Combeferre looks up when Feuilly breaks off. Oh, dear. "Evening," he echoes, wondering what she's heard him say.
"Bonsoir, messieurs," she answers quietly, stepping forward. Though it's the first time they've said anything, she has a feeling they realize she's been there for a long time. Long enough, at least, to hear quite a bit of their conversation. She says nothing more, however.
After a moment Feuilly's memory coughs up this girl's identity. "Mam'selle Prouvaire, isn't it?" He is deferential, now. "You're well?"
Combeferre avoids looking at her. He's not normally self-centered, and it really embarrasses him that she has overheard him being so.
"I am well, thank you, Monsieur." She acknowledges the query reflexively as she attempts to remember his name. She's met both of them before, but names were never her forte.
Combeferre asks, "Are you enjoying Paris?"
Claude nods slightly. "So far, yes, thank you. Though it's difficult--" She cuts herself off. She will not mention him to them. They have enough troubles of their own without her adding to them.
Feuilly's expression softens, and he nods slightly.
Combeferre tilts his head to one side a little, and frowns. "I'm sure it is. We miss him, too." Good old sensible Prouvaire.
Claude tries to cover her hesitation. "I'm terribly sorry, I cannot recall either of your names. We met at the recent wedding, I believe." She mercilessly chokes off any thoughts of Jehan, chiding herself for her weakness. It is not the place.
Combeferre extends a hand. "I'm Etienne."
Claude takes it gratefully. "Claudette. My friends call me Claude." Her cousin used to call her Claude. He was the only one who had persisted with it into their adult years.
Feuilly has volunteered quietly, "Paulin," before he remembers that he's twenty-five and doesn't call himself that anymore, even if he knew this woman well. He looks slightly wry, but ventures to smile at her.

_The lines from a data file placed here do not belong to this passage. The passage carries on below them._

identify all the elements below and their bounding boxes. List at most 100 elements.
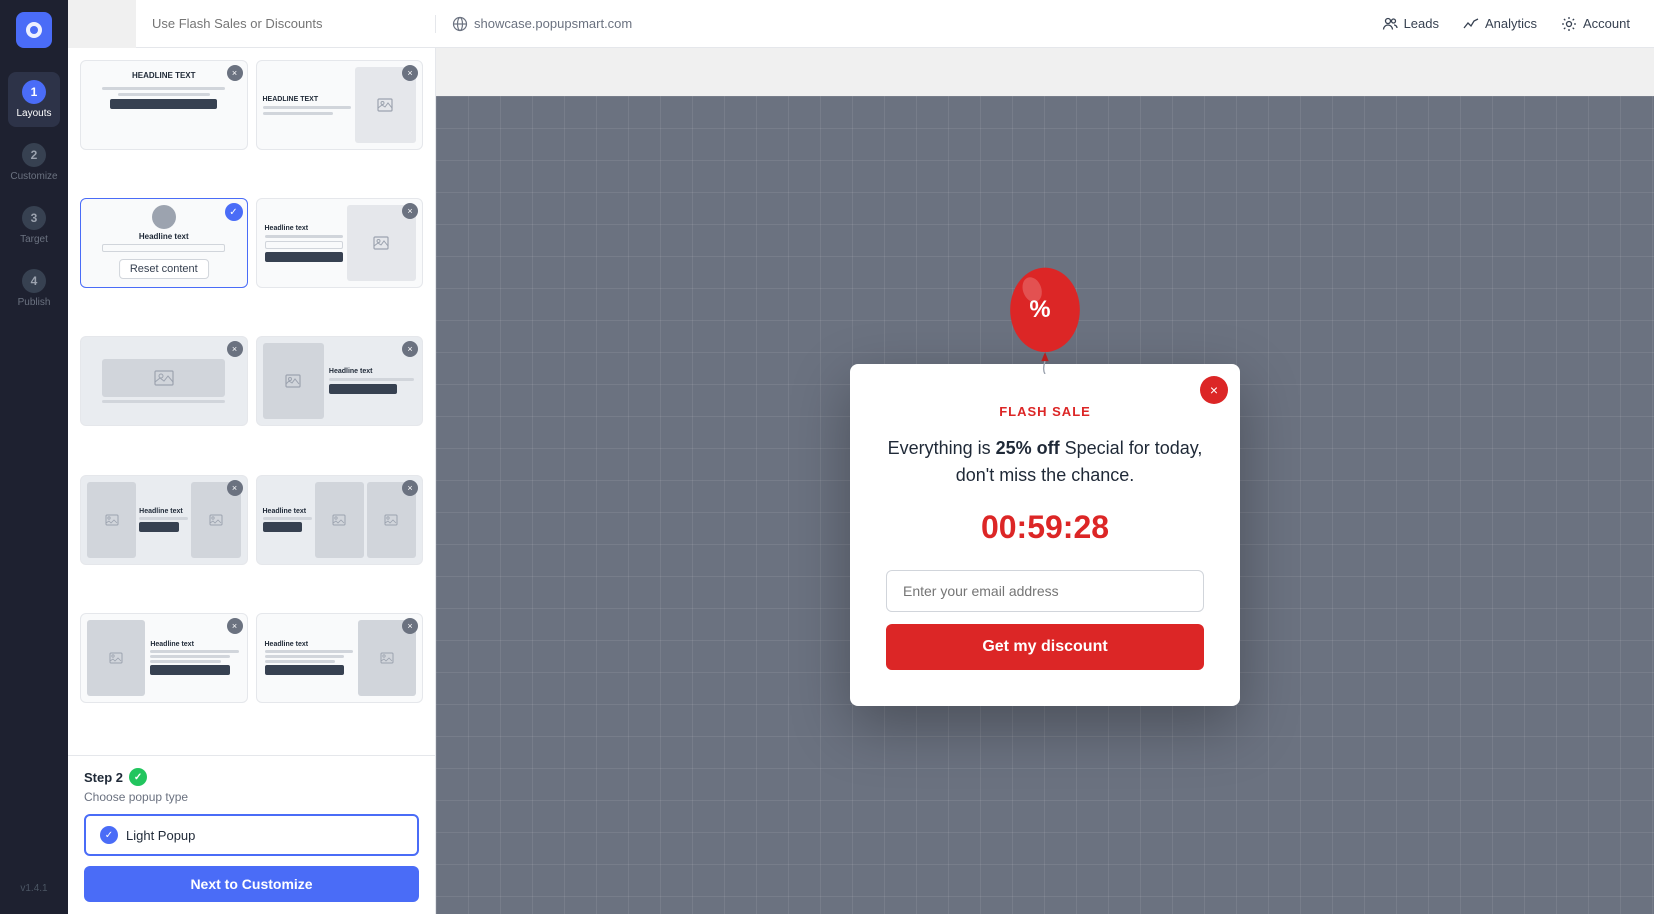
layout-card-2[interactable]: HEADLINE TEXT × (256, 60, 424, 150)
url-area: showcase.popupsmart.com (436, 16, 1358, 32)
analytics-nav[interactable]: Analytics (1463, 16, 1537, 32)
reset-content-button[interactable]: Reset content (119, 259, 209, 279)
sidebar-step-customize[interactable]: 2 Customize (8, 135, 60, 190)
lc5-image (102, 359, 225, 397)
step2-text: Step 2 (84, 770, 123, 785)
layout-card-10[interactable]: Headline text × (256, 613, 424, 703)
canvas: % × FLASH SALE Everything is 25% off Spe… (436, 96, 1654, 914)
lc8-close-icon: × (402, 480, 418, 496)
lc5-bar (102, 400, 225, 403)
url-text: showcase.popupsmart.com (474, 16, 632, 31)
search-input[interactable] (152, 16, 419, 31)
lc4-btn (265, 252, 343, 262)
step1-label: Layouts (16, 108, 51, 119)
popup-cta-button[interactable]: Get my discount (886, 624, 1204, 670)
lc1-close-icon: × (227, 65, 243, 81)
leads-icon (1382, 16, 1398, 32)
step4-number: 4 (22, 269, 46, 293)
lc9-headline: Headline text (150, 641, 238, 648)
sidebar-nav: 1 Layouts 2 Customize 3 Target 4 Publish… (0, 0, 68, 914)
layouts-grid: HEADLINE TEXT × HEADLINE TEXT (68, 48, 435, 755)
panel-bottom: Step 2 ✓ Choose popup type ✓ Light Popup… (68, 755, 435, 914)
leads-label: Leads (1404, 16, 1439, 31)
popup-modal: % × FLASH SALE Everything is 25% off Spe… (850, 364, 1240, 706)
step3-label: Target (20, 234, 48, 245)
lc10-text: Headline text (263, 620, 355, 696)
version-label: v1.4.1 (20, 883, 47, 902)
layout-card-1[interactable]: HEADLINE TEXT × (80, 60, 248, 150)
step2-number: 2 (22, 143, 46, 167)
svg-text:%: % (1029, 296, 1050, 323)
lc10-bar1 (265, 650, 353, 653)
lc7-img1 (87, 482, 136, 558)
lc10-bar3 (265, 660, 336, 663)
lc1-bar1 (102, 87, 225, 90)
lc10-close-icon: × (402, 618, 418, 634)
lc4-left: Headline text (263, 205, 345, 281)
lc8-headline: Headline text (263, 508, 312, 515)
step3-number: 3 (22, 206, 46, 230)
lc2-bar2 (263, 112, 333, 115)
layout-card-9[interactable]: Headline text × (80, 613, 248, 703)
lc8-btn (263, 522, 302, 532)
step2-sublabel: Choose popup type (84, 790, 419, 804)
popup-type-selector[interactable]: ✓ Light Popup (84, 814, 419, 856)
lc8-img1 (315, 482, 364, 558)
header-right: Leads Analytics Account (1358, 16, 1654, 32)
popup-tag: FLASH SALE (886, 404, 1204, 419)
app-logo[interactable] (16, 12, 52, 48)
popup-content: FLASH SALE Everything is 25% off Special… (850, 364, 1240, 706)
popup-headline-bold: 25% off (996, 438, 1060, 458)
lc1-headline: HEADLINE TEXT (87, 67, 241, 84)
step2-check-icon: ✓ (129, 768, 147, 786)
popup-type-label: Light Popup (126, 828, 195, 843)
lc9-bar1 (150, 650, 238, 653)
analytics-label: Analytics (1485, 16, 1537, 31)
popup-close-button[interactable]: × (1200, 376, 1228, 404)
lc6-headline: Headline text (329, 368, 414, 375)
sidebar-step-publish[interactable]: 4 Publish (8, 261, 60, 316)
lc3-headline: Headline text (139, 232, 189, 241)
lc9-close-icon: × (227, 618, 243, 634)
layout-card-7[interactable]: Headline text × (80, 475, 248, 565)
search-area (136, 15, 436, 33)
lc3-input (102, 244, 225, 252)
layout-card-5[interactable]: × (80, 336, 248, 426)
popup-email-input[interactable] (886, 570, 1204, 612)
lc1-btn (110, 99, 217, 109)
lc7-bar (139, 517, 188, 520)
step1-number: 1 (22, 80, 46, 104)
leads-nav[interactable]: Leads (1382, 16, 1439, 32)
balloon-icon: % (1000, 264, 1090, 374)
step4-label: Publish (18, 297, 51, 308)
sidebar-step-layouts[interactable]: 1 Layouts (8, 72, 60, 127)
popup-type-check-icon: ✓ (100, 826, 118, 844)
lc7-close-icon: × (227, 480, 243, 496)
lc10-headline: Headline text (265, 641, 353, 648)
lc6-bar (329, 378, 414, 381)
lc7-text: Headline text (139, 482, 188, 558)
lc10-btn (265, 665, 344, 675)
lc9-btn (150, 665, 229, 675)
analytics-icon (1463, 16, 1479, 32)
lc9-bar3 (150, 660, 221, 663)
account-nav[interactable]: Account (1561, 16, 1630, 32)
layout-card-4[interactable]: Headline text × (256, 198, 424, 288)
lc5-close-icon: × (227, 341, 243, 357)
lc6-btn (329, 384, 397, 394)
lc6-image (263, 343, 324, 419)
lc8-bar (263, 517, 312, 520)
layout-card-3[interactable]: Headline text ✓ Reset content (80, 198, 248, 288)
lc3-avatar (152, 205, 176, 229)
lc4-input (265, 241, 343, 249)
layout-card-8[interactable]: Headline text × (256, 475, 424, 565)
gear-icon (1561, 16, 1577, 32)
lc3-check-icon: ✓ (225, 203, 243, 221)
step2-label: Customize (10, 171, 57, 182)
layout-card-6[interactable]: Headline text × (256, 336, 424, 426)
next-to-customize-button[interactable]: Next to Customize (84, 866, 419, 902)
lc7-btn (139, 522, 178, 532)
lc2-bar1 (263, 106, 351, 109)
sidebar-step-target[interactable]: 3 Target (8, 198, 60, 253)
lc4-headline: Headline text (265, 225, 343, 232)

Claude nods to him briefly, smiling. She holds out her hand. "A pleasure to meet you."
Combeferre glances at Feuilly, a bit surprised. "Where are you off to, Claude?"
"Nowhere in particular. I was simply out walking." Trying not to think of certain things. "If you were on your way somewhere, don't let me delay you."
Combeferre shrugs slightly. "More away from than to somewhere."
Feuilly grimaces slightly, but holds his peace.
Claude half-smiles. "Mind if I join you?"
Combeferre looks at his watch and nods to both of them. "I really should be going."
Feuilly glances up in mild surprise, then nods. "Take care."
"It was a pleasure to meet you, Etienne. Good night."